THE NEW YORK CITY Department of Correction wants to stop incarcerated people from receiving physical mail inside city jails. The department, known as DOC, said the proposed changes are part of an effort to increase safety in the jail system by cracking down on illegal contraband following the deaths of 19 people last year at Rikers Island, the city’s jail complex. Several of the people died from apparent drug overdoses, including at least one from fentanyl.

The main source of contraband inside city jails, though, has been corrections staff, not mail, critics of the policy change said. Instead, the move to scrap physical mail opens the door to private firms to set up surveillance systems against incarcerated people. City officials and advocates are concerned about an apparent plan to contract with a company called Securus — a leading provider of phone calling systems for prisons and jails with a controversial past — to digitize detainees’ mail and make it available to searches.

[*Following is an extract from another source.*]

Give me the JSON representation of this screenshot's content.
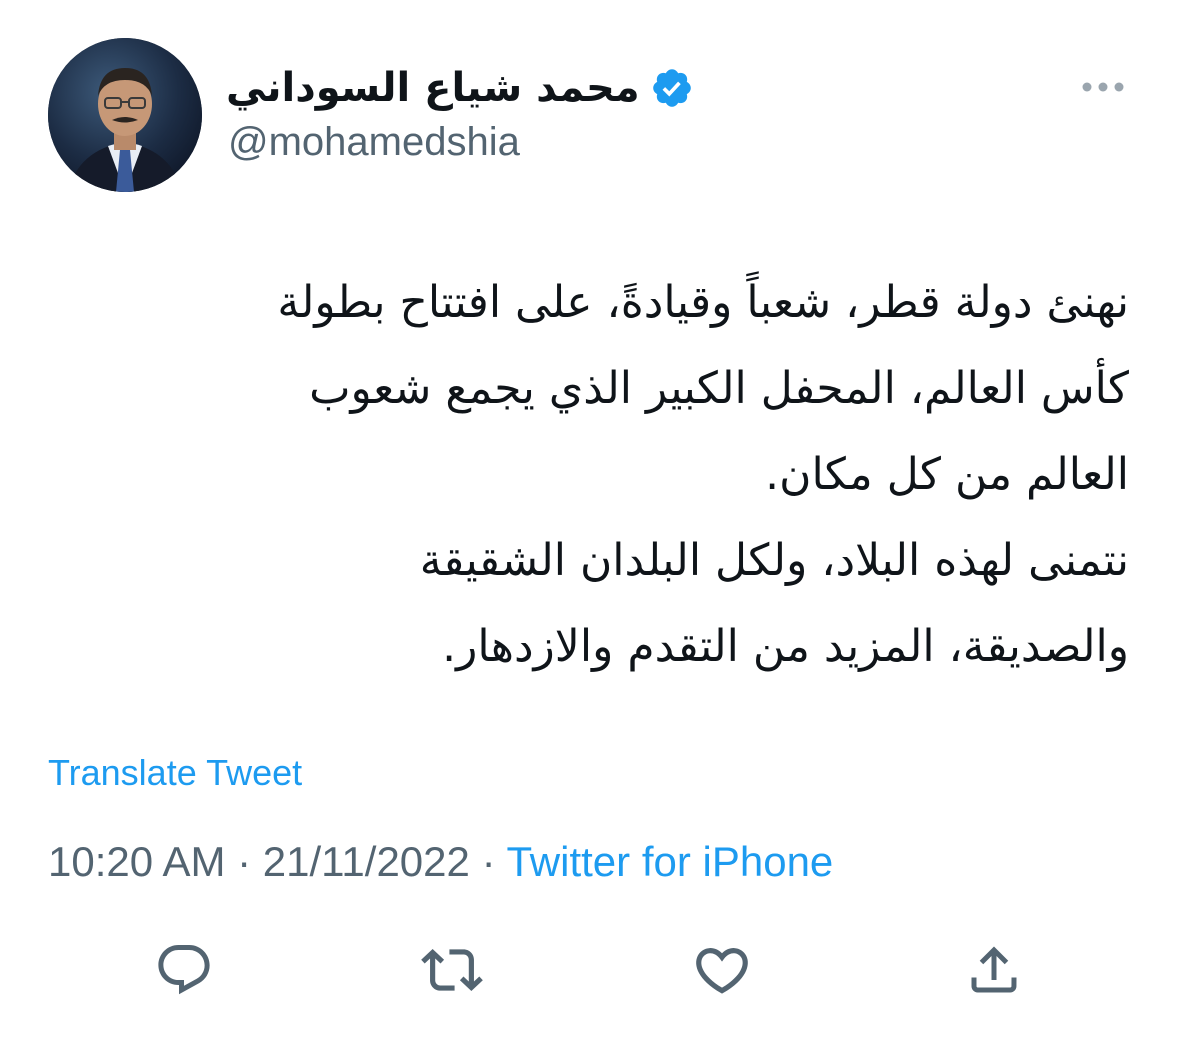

“Contractors are explicitly advertising unprecedented surveillance,” said Stephanie Krent, a staff attorney at the Knight First Amendment Institute at Columbia University, speaking about firms like Securus that specialize in prison communications. “That’s surveillance that’s going to fall most harshly on marginalized communities.”

The proposed changes follow a nationwide trend of prisons and jails moving to stop incarcerated people from receiving physical mail. Prisons in Pennsylvania stopped physical mail in 2018, and prisons in Massachusetts started sending incarcerated people photocopies of original letters. Last year, prisons in New Mexico and Florida adopted similar changes, and Texas has also limited in-person mail. There is little evidence that those changes have stopped the flow of drugs, the Vera Institute wrote in a March report: “With no evidence that these bans improve security, it’s only the for-profit contractors that stand to benefit from these arrangements…

It’s not clear that the Department of Correction has eliminated other possible ways that drugs are entering jails, Rivera, the council member for a part of downtown Manhattan, told The Intercept. “Until we can actually see that the Department of Correction has put forward an effort to eliminate all other possible variables, it just seems cruel to eliminate this one sort of tangible human connection that is made through physical mail.”

Rivera’s office has requested data from the department on plans to contract with Securus, and she said she has concerns about the possibility given the company’s history.

“We have a lot of questions as to why this administration would go that route,” Rivera said. “I don’t have any details on whether an RFP was issued” — a request for proposals that announces project bids for public contracts.

“We have had challenge after challenge in trying to secure information, data from DOC and from this administration,” Rivera said. “That lack of transparency has been incredibly frustrating.”